Christopher, however, in his interview for MeetTheBoss TV, soon put these concerns to rest: “I do think that the amount of money that eBay paid for Skype was very dear when they bought it, but Skype is on its growth trajectory today and is very much growing into the valuation that was ultimately paid for the company.”
Nonetheless with eBay sticking to revenue forecasts for the full year of $9bn, and with turnover growing by 18% since relinquishing Skype, its easy to see why the critics would come down hard on the Skype model.
“Actually Skype has been an incredibly successful business since we cut ties with eBay,” offers Christopher. “We have 560 million users globally at this stage. We did $713 million of revenue last year, which marks a 30 percent increase year-to-year, and the company's been profitable for the last 12 quarters.”
In the end, the split has been to the benefit of both parties, suggesting that maybe they just weren’t meant to be: But now, with Skype’s much publicised move into browser-based communication, perhaps the future relationship between such giants could get competitive.
To watch the interview with Christopher S. Dean in full, please go to http://www.meettheboss.tv. Still not sure? Read the exclusive excerpts below and decide for yourself.

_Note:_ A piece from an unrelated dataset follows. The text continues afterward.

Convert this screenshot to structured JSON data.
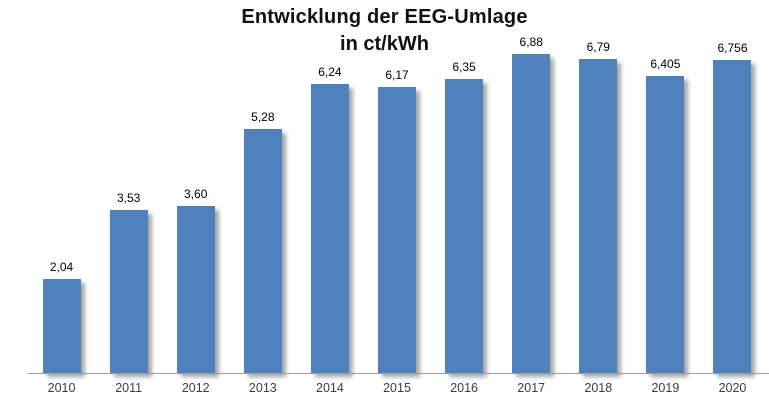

Jon Spragg: I wanted to talk about, you mentioned at once eBay owned, and I know that they sold at the end of last year in November 2009. They sold for less than what they bought it for. So, I guess, that sparked a few rumors that, you know, was it a bigger money spender than people had thought or, you know, had it had its day? How did that impact the sort of strategy and the way that you look forward for Skype?
Christopher Dean: That's a good question. I think that Skype has been an incredibly successful business. You know, we have 560 million users globally at this stage. We did $713 million of revenue last year. It was a 30 percent increase year-to-year and the company's been profitable for the last 12 quarters. So, I do think that the amount of money that eBay paid for Skype was very dear when they did it. And when it was spun out, it was less than the original amount. But Skype on its growth trajectory today is very much growing into the valuation that was ultimately paid for the company.
So, in terms of the influence of the strategy, you know, I don't think that it actually impacted. What the company was valued at and what it had been spun out at did not impact, does not impact the strategy of the company. Our focus is on the markets at hand, the services we have, how we intend to compete in the market and how we intend to continue to grow and deliver voice and video communication services to millions of users on a global basis.
Jon Spragg: I wanted to talk about your team, the team that you lead at Skype and it's been described as the incubator and the strategic planning hub for new ideas and projects at Skype. How does the work your team is currently doing support Skype's technology vision?
Christopher Dean: one of the new and interesting areas that Skype is focusing on is taking voice and video calling and IM and presence to the Web and driving that into the fabric of the Web. So, that if you go to amazon.com at some point in the future, you may be actually be able to go co-shopping with your wife while you're in the United States and she's in England. You can go shop together over using – having a voice and video call.
So, driving voice and video into the fabric of the Web and enabling that and moving Skype from being purely a software download client into a browser-based communication is one of the key areas that we're focused on and is one of the key areas that my innovation team is helping deliver some technology around.